In Rodriguez, the Eleventh Circuit Court of Appeals vacated a four-level enhancement under federal sentencing guidelines section 2B1.1(b)(2)(B), after concluding that the Government had failed to present any “reliable and specific evidence” to support its contention that the defendant’s fraud crimes involved more than 50 victims. Particularly noteworthy was the extremely critical concurring opinion written by Senior District Judge Dudley Bowen of the S.D.Ga., who wrote separately to comment on the Government’s far too common “cavalier disregard” of its obligations to present real evidence at sentencing proceedings.
Manuel Rodriguez was convicted at trial of conspiracy to commit wire fraud and wire fraud in violation of 18 U.S.C. §§ 1348 and 1343. He was sentenced to 120 months in prison, a sentence that included a four-level enhancement under U.S.S.G. § 2B1.1(b)(2)(B) based on the Government’s claim that Rodriguez’ crimes involved more than 50 victims. On appeal, Rodriguez argued, inter alia, that the district court erred by imposing that four-level enhancement since the record did not establish that his offense involved more than 50 victims.
The Eleventh Circuit agreed with Rodriguez contention that the four-level enhancement was not supported by the evidence and it vacated his sentence and remanded for resentencing with a two-level enhancement under U.S.S.G. § 2B.1.1(b)(2)(A) rather than a 4-level enhancement under § 2B1.1(b)(2)(B). In reaching that conclusion, the Court had some sharp words about the Government’s abject failure to present any “reliable” or “specific” evidence in support of the four-level enhancement it sought. The Court wrote in part:
“The only evidence presented to the Court suggesting that there were more than 50 victims was the summary chart proffered by the government.
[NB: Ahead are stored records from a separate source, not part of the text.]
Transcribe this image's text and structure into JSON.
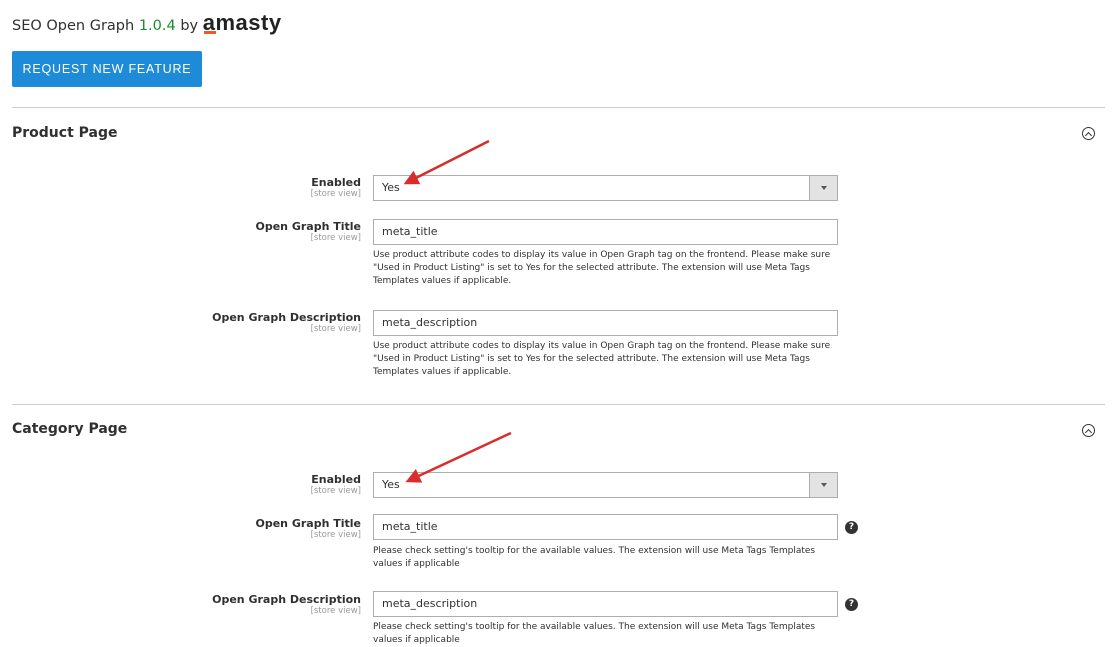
{
  "header": {
    "title": "SEO Open Graph",
    "version": "1.0.4",
    "by": "by",
    "brand": "amasty",
    "request_button": "REQUEST NEW FEATURE"
  },
  "colors": {
    "accent": "#1e8bd8",
    "version": "#1e8a2e",
    "brand_mark": "#ef5a2a",
    "annotation_arrow": "#d92d2d"
  },
  "sections": {
    "product": {
      "title": "Product Page",
      "enabled_label": "Enabled",
      "enabled_scope": "[store view]",
      "enabled_value": "Yes",
      "og_title_label": "Open Graph Title",
      "og_title_scope": "[store view]",
      "og_title_value": "meta_title",
      "og_title_note": "Use product attribute codes to display its value in Open Graph tag on the frontend. Please make sure \"Used in Product Listing\" is set to Yes for the selected attribute. The extension will use Meta Tags Templates values if applicable.",
      "og_desc_label": "Open Graph Description",
      "og_desc_scope": "[store view]",
      "og_desc_value": "meta_description",
      "og_desc_note": "Use product attribute codes to display its value in Open Graph tag on the frontend. Please make sure \"Used in Product Listing\" is set to Yes for the selected attribute. The extension will use Meta Tags Templates values if applicable."
    },
    "category": {
      "title": "Category Page",
      "enabled_label": "Enabled",
      "enabled_scope": "[store view]",
      "enabled_value": "Yes",
      "og_title_label": "Open Graph Title",
      "og_title_scope": "[store view]",
      "og_title_value": "meta_title",
      "og_title_note": "Please check setting's tooltip for the available values. The extension will use Meta Tags Templates values if applicable",
      "og_desc_label": "Open Graph Description",
      "og_desc_scope": "[store view]",
      "og_desc_value": "meta_description",
      "og_desc_note": "Please check setting's tooltip for the available values. The extension will use Meta Tags Templates values if applicable",
      "help_glyph": "?"
    }
  }
}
The prosecution presented no witnesses to authenticate what the chart represented, how it was prepared, or by whom. . . . Neither did the prosecution present any witnesses or evidence to verify that the information in the chart was correct. In essence, the summary chart amounted to little more than an allegation by the government on a piece of paper that Mr. Rodriguez’s offense involved more than 50 victims.”
Senior Judge Dudley Bowen of the S.D.Ga., who sat on the panel by designation, wasn’t happy that the Government was let off so easily. In his mind, the Government had shown – once again – a “cavalier disregard” for the need of further evidence to support its sentencing recommendations – and he decided to write a special concurring opinion to let the Government know that its approach at sentencing was far too often lackadaisical and perfunctory – and that “responsible advocacy demands more.” Thus, he wrote in part:
“This is another case wherein the Government has failed to come forward with evidence at a
critical time. Unfortunately, important objections made by a defendant at a sentencing hearing are often dealt with as an afterthought. The Government’s cavalier disregard for the need of further evidence, specific references to a trial transcript, or another basis upon which the district court may make sustainable findings is all too typical. In this case, after a laboriously conducted two-week trial, resulting in a conviction we readily affirm, the Government’s willingness to allow the matter to conclude resting upon extrapolation, conjecture, and innuendo left the district court stranded with a well-prepared Presentence Investigation Report, some commentary, and little else. . . .
“I fear that the latitude allowed in sentencing proceedings often lulls the Government’s lawyers into a species of spectator. . . .
“No one is better positioned than trial counsel for the Government to anticipate and satisfy the need for articulation, protection, and supplementation of the record with the testimony of witnesses, necessary exhibits, or other evidence. Too often, energetic, successful prosecutors approach what is arguably the most important part of the case with a surprising level of inexactitude. Responsible advocacy demands more.”